Following a rainstorm and a landslide the village where the players are staying starts rapidly flooding in the night. Worse, local werecrocodiles have stirred their natural brethren to attack as people evacuate, and will focus their own efforts on any meddling PCs.


Is it supposed to be a brute mystery, or is there some reason/plot going on behind it all? You might be able to link some of these events together.

I.e. the witch might be the one who turned someone into a leopard, the one who showed the pcs the magical healing grove. The leopard was originally an explorer who fell in love with the witch, but the whole thing ended up with a big fight, and then she transformed him in retaliation for whatever he did.
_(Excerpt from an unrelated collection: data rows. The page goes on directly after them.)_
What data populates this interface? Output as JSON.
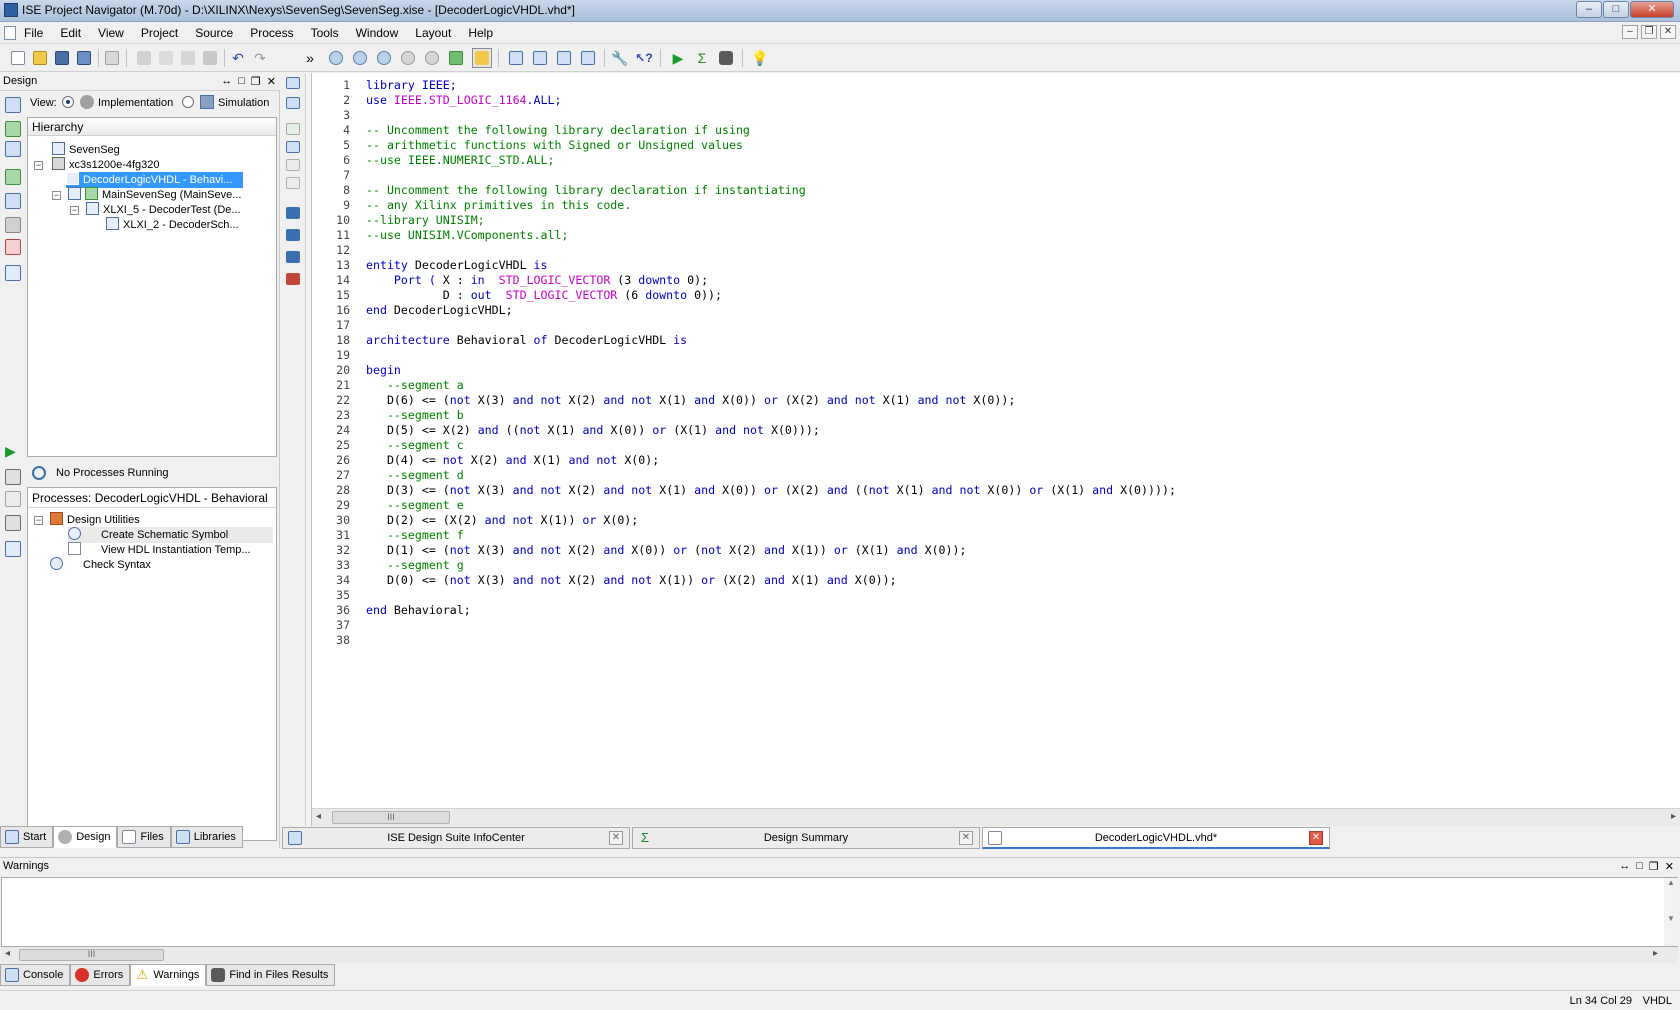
{
  "window": {
    "title": "ISE Project Navigator (M.70d) - D:\\XILINX\\Nexys\\SevenSeg\\SevenSeg.xise - [DecoderLogicVHDL.vhd*]",
    "minimize": "–",
    "restore": "□",
    "close": "✕"
  },
  "menu": [
    "File",
    "Edit",
    "View",
    "Project",
    "Source",
    "Process",
    "Tools",
    "Window",
    "Layout",
    "Help"
  ],
  "toolbar": {
    "overflow": "»"
  },
  "design_panel": {
    "title": "Design",
    "view_label": "View:",
    "implementation": "Implementation",
    "simulation": "Simulation",
    "hierarchy_header": "Hierarchy",
    "tree": [
      "SevenSeg",
      "xc3s1200e-4fg320",
      "DecoderLogicVHDL - Behavi...",
      "MainSevenSeg (MainSeve...",
      "XLXI_5 - DecoderTest (De...",
      "XLXI_2 - DecoderSch..."
    ],
    "process_status": "No Processes Running",
    "processes_header": "Processes: DecoderLogicVHDL - Behavioral",
    "processes": [
      "Design Utilities",
      "Create Schematic Symbol",
      "View HDL Instantiation Temp...",
      "Check Syntax"
    ]
  },
  "left_tabs": [
    "Start",
    "Design",
    "Files",
    "Libraries"
  ],
  "editor": {
    "lines": [
      [
        {
          "t": "library IEEE;",
          "c": "kw"
        }
      ],
      [
        {
          "t": "use ",
          "c": "kw"
        },
        {
          "t": "IEEE.STD_LOGIC_1164",
          "c": "ty"
        },
        {
          "t": ".ALL;",
          "c": "kw"
        }
      ],
      [],
      [
        {
          "t": "-- Uncomment the following library declaration if using",
          "c": "cm"
        }
      ],
      [
        {
          "t": "-- arithmetic functions with Signed or Unsigned values",
          "c": "cm"
        }
      ],
      [
        {
          "t": "--use IEEE.NUMERIC_STD.ALL;",
          "c": "cm"
        }
      ],
      [],
      [
        {
          "t": "-- Uncomment the following library declaration if instantiating",
          "c": "cm"
        }
      ],
      [
        {
          "t": "-- any Xilinx primitives in this code.",
          "c": "cm"
        }
      ],
      [
        {
          "t": "--library UNISIM;",
          "c": "cm"
        }
      ],
      [
        {
          "t": "--use UNISIM.VComponents.all;",
          "c": "cm"
        }
      ],
      [],
      [
        {
          "t": "entity ",
          "c": "kw"
        },
        {
          "t": "DecoderLogicVHDL ",
          "c": ""
        },
        {
          "t": "is",
          "c": "kw"
        }
      ],
      [
        {
          "t": "    Port ( ",
          "c": "kw"
        },
        {
          "t": "X : ",
          "c": ""
        },
        {
          "t": "in  ",
          "c": "kw"
        },
        {
          "t": "STD_LOGIC_VECTOR",
          "c": "ty"
        },
        {
          "t": " (3 ",
          "c": ""
        },
        {
          "t": "downto",
          "c": "kw"
        },
        {
          "t": " 0);",
          "c": ""
        }
      ],
      [
        {
          "t": "           D : ",
          "c": ""
        },
        {
          "t": "out  ",
          "c": "kw"
        },
        {
          "t": "STD_LOGIC_VECTOR",
          "c": "ty"
        },
        {
          "t": " (6 ",
          "c": ""
        },
        {
          "t": "downto",
          "c": "kw"
        },
        {
          "t": " 0));",
          "c": ""
        }
      ],
      [
        {
          "t": "end ",
          "c": "kw"
        },
        {
          "t": "DecoderLogicVHDL;",
          "c": ""
        }
      ],
      [],
      [
        {
          "t": "architecture ",
          "c": "kw"
        },
        {
          "t": "Behavioral ",
          "c": ""
        },
        {
          "t": "of ",
          "c": "kw"
        },
        {
          "t": "DecoderLogicVHDL ",
          "c": ""
        },
        {
          "t": "is",
          "c": "kw"
        }
      ],
      [],
      [
        {
          "t": "begin",
          "c": "kw"
        }
      ],
      [
        {
          "t": "   --segment a",
          "c": "cm"
        }
      ],
      [
        {
          "t": "   D(6) <= (",
          "c": ""
        },
        {
          "t": "not",
          "c": "kw"
        },
        {
          "t": " X(3) ",
          "c": ""
        },
        {
          "t": "and not",
          "c": "kw"
        },
        {
          "t": " X(2) ",
          "c": ""
        },
        {
          "t": "and not",
          "c": "kw"
        },
        {
          "t": " X(1) ",
          "c": ""
        },
        {
          "t": "and",
          "c": "kw"
        },
        {
          "t": " X(0)) ",
          "c": ""
        },
        {
          "t": "or",
          "c": "kw"
        },
        {
          "t": " (X(2) ",
          "c": ""
        },
        {
          "t": "and not",
          "c": "kw"
        },
        {
          "t": " X(1) ",
          "c": ""
        },
        {
          "t": "and not",
          "c": "kw"
        },
        {
          "t": " X(0));",
          "c": ""
        }
      ],
      [
        {
          "t": "   --segment b",
          "c": "cm"
        }
      ],
      [
        {
          "t": "   D(5) <= X(2) ",
          "c": ""
        },
        {
          "t": "and",
          "c": "kw"
        },
        {
          "t": " ((",
          "c": ""
        },
        {
          "t": "not",
          "c": "kw"
        },
        {
          "t": " X(1) ",
          "c": ""
        },
        {
          "t": "and",
          "c": "kw"
        },
        {
          "t": " X(0)) ",
          "c": ""
        },
        {
          "t": "or",
          "c": "kw"
        },
        {
          "t": " (X(1) ",
          "c": ""
        },
        {
          "t": "and not",
          "c": "kw"
        },
        {
          "t": " X(0)));",
          "c": ""
        }
      ],
      [
        {
          "t": "   --segment c",
          "c": "cm"
        }
      ],
      [
        {
          "t": "   D(4) <= ",
          "c": ""
        },
        {
          "t": "not",
          "c": "kw"
        },
        {
          "t": " X(2) ",
          "c": ""
        },
        {
          "t": "and",
          "c": "kw"
        },
        {
          "t": " X(1) ",
          "c": ""
        },
        {
          "t": "and not",
          "c": "kw"
        },
        {
          "t": " X(0);",
          "c": ""
        }
      ],
      [
        {
          "t": "   --segment d",
          "c": "cm"
        }
      ],
      [
        {
          "t": "   D(3) <= (",
          "c": ""
        },
        {
          "t": "not",
          "c": "kw"
        },
        {
          "t": " X(3) ",
          "c": ""
        },
        {
          "t": "and not",
          "c": "kw"
        },
        {
          "t": " X(2) ",
          "c": ""
        },
        {
          "t": "and not",
          "c": "kw"
        },
        {
          "t": " X(1) ",
          "c": ""
        },
        {
          "t": "and",
          "c": "kw"
        },
        {
          "t": " X(0)) ",
          "c": ""
        },
        {
          "t": "or",
          "c": "kw"
        },
        {
          "t": " (X(2) ",
          "c": ""
        },
        {
          "t": "and",
          "c": "kw"
        },
        {
          "t": " ((",
          "c": ""
        },
        {
          "t": "not",
          "c": "kw"
        },
        {
          "t": " X(1) ",
          "c": ""
        },
        {
          "t": "and not",
          "c": "kw"
        },
        {
          "t": " X(0)) ",
          "c": ""
        },
        {
          "t": "or",
          "c": "kw"
        },
        {
          "t": " (X(1) ",
          "c": ""
        },
        {
          "t": "and",
          "c": "kw"
        },
        {
          "t": " X(0))));",
          "c": ""
        }
      ],
      [
        {
          "t": "   --segment e",
          "c": "cm"
        }
      ],
      [
        {
          "t": "   D(2) <= (X(2) ",
          "c": ""
        },
        {
          "t": "and not",
          "c": "kw"
        },
        {
          "t": " X(1)) ",
          "c": ""
        },
        {
          "t": "or",
          "c": "kw"
        },
        {
          "t": " X(0);",
          "c": ""
        }
      ],
      [
        {
          "t": "   --segment f",
          "c": "cm"
        }
      ],
      [
        {
          "t": "   D(1) <= (",
          "c": ""
        },
        {
          "t": "not",
          "c": "kw"
        },
        {
          "t": " X(3) ",
          "c": ""
        },
        {
          "t": "and not",
          "c": "kw"
        },
        {
          "t": " X(2) ",
          "c": ""
        },
        {
          "t": "and",
          "c": "kw"
        },
        {
          "t": " X(0)) ",
          "c": ""
        },
        {
          "t": "or",
          "c": "kw"
        },
        {
          "t": " (",
          "c": ""
        },
        {
          "t": "not",
          "c": "kw"
        },
        {
          "t": " X(2) ",
          "c": ""
        },
        {
          "t": "and",
          "c": "kw"
        },
        {
          "t": " X(1)) ",
          "c": ""
        },
        {
          "t": "or",
          "c": "kw"
        },
        {
          "t": " (X(1) ",
          "c": ""
        },
        {
          "t": "and",
          "c": "kw"
        },
        {
          "t": " X(0));",
          "c": ""
        }
      ],
      [
        {
          "t": "   --segment g",
          "c": "cm"
        }
      ],
      [
        {
          "t": "   D(0) <= (",
          "c": ""
        },
        {
          "t": "not",
          "c": "kw"
        },
        {
          "t": " X(3) ",
          "c": ""
        },
        {
          "t": "and not",
          "c": "kw"
        },
        {
          "t": " X(2) ",
          "c": ""
        },
        {
          "t": "and not",
          "c": "kw"
        },
        {
          "t": " X(1)) ",
          "c": ""
        },
        {
          "t": "or",
          "c": "kw"
        },
        {
          "t": " (X(2) ",
          "c": ""
        },
        {
          "t": "and",
          "c": "kw"
        },
        {
          "t": " X(1) ",
          "c": ""
        },
        {
          "t": "and",
          "c": "kw"
        },
        {
          "t": " X(0));",
          "c": ""
        }
      ],
      [],
      [
        {
          "t": "end ",
          "c": "kw"
        },
        {
          "t": "Behavioral;",
          "c": ""
        }
      ],
      [],
      []
    ],
    "scroll_thumb": "III"
  },
  "doc_tabs": [
    "ISE Design Suite InfoCenter",
    "Design Summary",
    "DecoderLogicVHDL.vhd*"
  ],
  "warnings_panel": {
    "title": "Warnings",
    "scroll_thumb": "III"
  },
  "bottom_tabs": [
    "Console",
    "Errors",
    "Warnings",
    "Find in Files Results"
  ],
  "status": {
    "position": "Ln 34 Col 29",
    "language": "VHDL"
  },
  "colors": {
    "keyword": "#0000c8",
    "comment": "#008000",
    "type": "#c800c8",
    "selection": "#3399ff"
  }
}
If they can convince her to turn the leopard back into a man, he'll be grateful and able to help the pcs, seeing as he has already explored some key sites on the island.


I agree that the difficult terrain combats including overgrown paths and flooded areas can make great challenges. It caused us to up our game, and certainly got our hearts racing.


For my sandbox I generally divide the encounters into a couple categories:

- Creatures (NPC or monsters, not necessarily hostile)
- Landmarks or Locations (Notable areas or places, might be a dungeon/lair or something simple as a beautiful waterfall)
- Resource (something gather-able/loot, might be mundane as a tasty berry bush or a cave with a vein of precious metal or gems).

You can of course combine any number of the above into a single encounter as well.

For creatures, there are tons of bestiaries and the npc codex for examples to use. The fluff included often has ways to introduce them to a party with a hook or encounter included.

For landmarks I generally use the GM Miscellany Wilderness/Dungeon Dressing books. They are a fantastic resource for that and are divided up based on geography type.


One thing I like to do is set up two parties that are constantly getting into disputes with each other. The players can join sides if they want, or try to act as intermediaries, but even if they don't they might get swept up in some of the side effects (fireball going off over their head, one of the NPCs they were questing for gets captured/killed etc).

Bonus points if you make both of the sides relateable so that its very hard to choose.